「珍稀車図鑑」とは……「珍しく、稀少な車=珍稀車」を求め、各地に出かけるカーカスタムのプロ・鹿田能規さん。今回は世界最大級のカスタムカーの祭典「東京オートサロン2026」を訪れ、最新トレンドをチェック。今年シーンの主役になるであろうカスタムカーとは!?
【写真8点】「東京オートサロン2026で見えた最新カートレンド<前編>」の詳細を写真でチェック 案内人はこの方!
鹿田能規さん●関西と関東に拠点を構えるエスアンドカンパニー。スーパーカーからノスタルジックカーまでクルマ作りの第一人者として全国にその名を馳せる。www.s-company.jp
キャンプ仕様車が鳴りを潜め、代わって「昭和」が席巻!
ホンダ シビックe:HEV RSプロトタイプ。間もなく登場予定の、ハイブリッド車としては初となる「RS」を冠したモデルです。実はこのカラーリング、弊社が担当いたしました。
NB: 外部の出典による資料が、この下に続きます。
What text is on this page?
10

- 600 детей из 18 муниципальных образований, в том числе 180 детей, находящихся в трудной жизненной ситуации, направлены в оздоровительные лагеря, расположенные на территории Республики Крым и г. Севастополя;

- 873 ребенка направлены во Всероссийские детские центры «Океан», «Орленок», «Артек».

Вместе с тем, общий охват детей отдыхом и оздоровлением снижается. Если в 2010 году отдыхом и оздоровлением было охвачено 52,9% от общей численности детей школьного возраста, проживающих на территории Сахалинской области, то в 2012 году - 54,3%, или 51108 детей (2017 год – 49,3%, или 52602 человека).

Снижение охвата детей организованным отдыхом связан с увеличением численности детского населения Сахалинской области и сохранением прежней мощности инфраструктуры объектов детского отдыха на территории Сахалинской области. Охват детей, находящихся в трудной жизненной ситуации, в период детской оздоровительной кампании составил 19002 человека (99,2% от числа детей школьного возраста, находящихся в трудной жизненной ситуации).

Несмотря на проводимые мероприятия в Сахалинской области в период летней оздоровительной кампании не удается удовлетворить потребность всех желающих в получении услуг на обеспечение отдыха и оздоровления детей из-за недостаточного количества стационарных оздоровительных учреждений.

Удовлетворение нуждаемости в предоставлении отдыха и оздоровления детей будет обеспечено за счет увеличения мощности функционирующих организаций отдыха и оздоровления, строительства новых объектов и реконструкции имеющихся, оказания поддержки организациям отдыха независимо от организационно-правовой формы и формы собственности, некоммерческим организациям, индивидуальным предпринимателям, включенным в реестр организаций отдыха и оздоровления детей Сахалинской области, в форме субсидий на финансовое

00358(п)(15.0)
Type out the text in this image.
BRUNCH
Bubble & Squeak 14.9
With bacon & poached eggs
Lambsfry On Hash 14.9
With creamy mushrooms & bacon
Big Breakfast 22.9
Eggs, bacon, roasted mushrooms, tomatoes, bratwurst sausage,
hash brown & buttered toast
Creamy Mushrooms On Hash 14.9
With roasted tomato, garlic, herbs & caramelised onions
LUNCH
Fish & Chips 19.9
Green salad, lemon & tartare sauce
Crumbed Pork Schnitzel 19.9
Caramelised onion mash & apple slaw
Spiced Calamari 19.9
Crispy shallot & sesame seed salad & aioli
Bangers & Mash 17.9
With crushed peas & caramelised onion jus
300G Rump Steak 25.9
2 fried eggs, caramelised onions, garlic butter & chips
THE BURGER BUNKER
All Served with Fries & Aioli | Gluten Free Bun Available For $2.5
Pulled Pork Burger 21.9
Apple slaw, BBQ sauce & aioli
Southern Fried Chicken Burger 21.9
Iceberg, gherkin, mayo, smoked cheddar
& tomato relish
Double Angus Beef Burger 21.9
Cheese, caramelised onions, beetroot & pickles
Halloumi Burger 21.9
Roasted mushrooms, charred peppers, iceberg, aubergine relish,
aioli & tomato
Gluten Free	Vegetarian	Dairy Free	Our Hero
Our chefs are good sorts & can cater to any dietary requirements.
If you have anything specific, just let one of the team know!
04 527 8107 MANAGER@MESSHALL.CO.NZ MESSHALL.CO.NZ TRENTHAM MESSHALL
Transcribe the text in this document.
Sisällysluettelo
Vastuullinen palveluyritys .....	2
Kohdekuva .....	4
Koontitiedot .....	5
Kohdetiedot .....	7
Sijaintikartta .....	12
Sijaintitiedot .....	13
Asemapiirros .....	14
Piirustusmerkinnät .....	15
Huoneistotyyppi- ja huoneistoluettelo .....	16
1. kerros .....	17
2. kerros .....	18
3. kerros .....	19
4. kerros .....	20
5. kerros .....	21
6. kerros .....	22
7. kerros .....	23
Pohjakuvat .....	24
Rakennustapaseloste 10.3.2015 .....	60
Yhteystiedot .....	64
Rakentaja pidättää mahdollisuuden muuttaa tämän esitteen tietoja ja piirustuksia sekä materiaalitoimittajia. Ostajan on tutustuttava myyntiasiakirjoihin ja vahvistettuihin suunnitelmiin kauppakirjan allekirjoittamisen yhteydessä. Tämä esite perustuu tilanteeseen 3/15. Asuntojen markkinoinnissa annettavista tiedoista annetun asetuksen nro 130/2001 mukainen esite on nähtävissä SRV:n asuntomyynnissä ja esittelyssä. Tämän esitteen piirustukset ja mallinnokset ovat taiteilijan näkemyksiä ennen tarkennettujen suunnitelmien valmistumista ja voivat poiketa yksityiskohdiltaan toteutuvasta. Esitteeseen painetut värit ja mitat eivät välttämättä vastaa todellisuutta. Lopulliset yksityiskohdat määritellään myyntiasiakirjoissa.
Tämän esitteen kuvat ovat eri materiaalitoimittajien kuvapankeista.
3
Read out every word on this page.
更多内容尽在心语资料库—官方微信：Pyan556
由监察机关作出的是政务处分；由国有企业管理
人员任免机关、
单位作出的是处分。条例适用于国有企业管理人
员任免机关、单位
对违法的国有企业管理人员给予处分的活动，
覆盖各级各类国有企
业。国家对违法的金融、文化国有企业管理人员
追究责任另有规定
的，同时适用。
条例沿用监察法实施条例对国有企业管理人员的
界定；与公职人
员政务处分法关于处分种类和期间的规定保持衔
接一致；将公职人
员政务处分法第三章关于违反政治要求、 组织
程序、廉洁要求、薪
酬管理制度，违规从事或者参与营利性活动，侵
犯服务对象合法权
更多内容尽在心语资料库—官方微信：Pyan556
ども。珍稀車ハンターの鹿田です。先日「東京オートサロン2026」に行ってきました。いやぁ〜、この数年来はキャンプ仕様一色だったんですが、すっかり様変わりしましたね。代わりにやってきたのが、ひと言でいえば“昭和”です。正確にいえば、昭和から平成初期ですね。
だからって、単に「旧車」が並ばないのが「令和の“昭和”」なんですよね。いろんなパターンがあるんです。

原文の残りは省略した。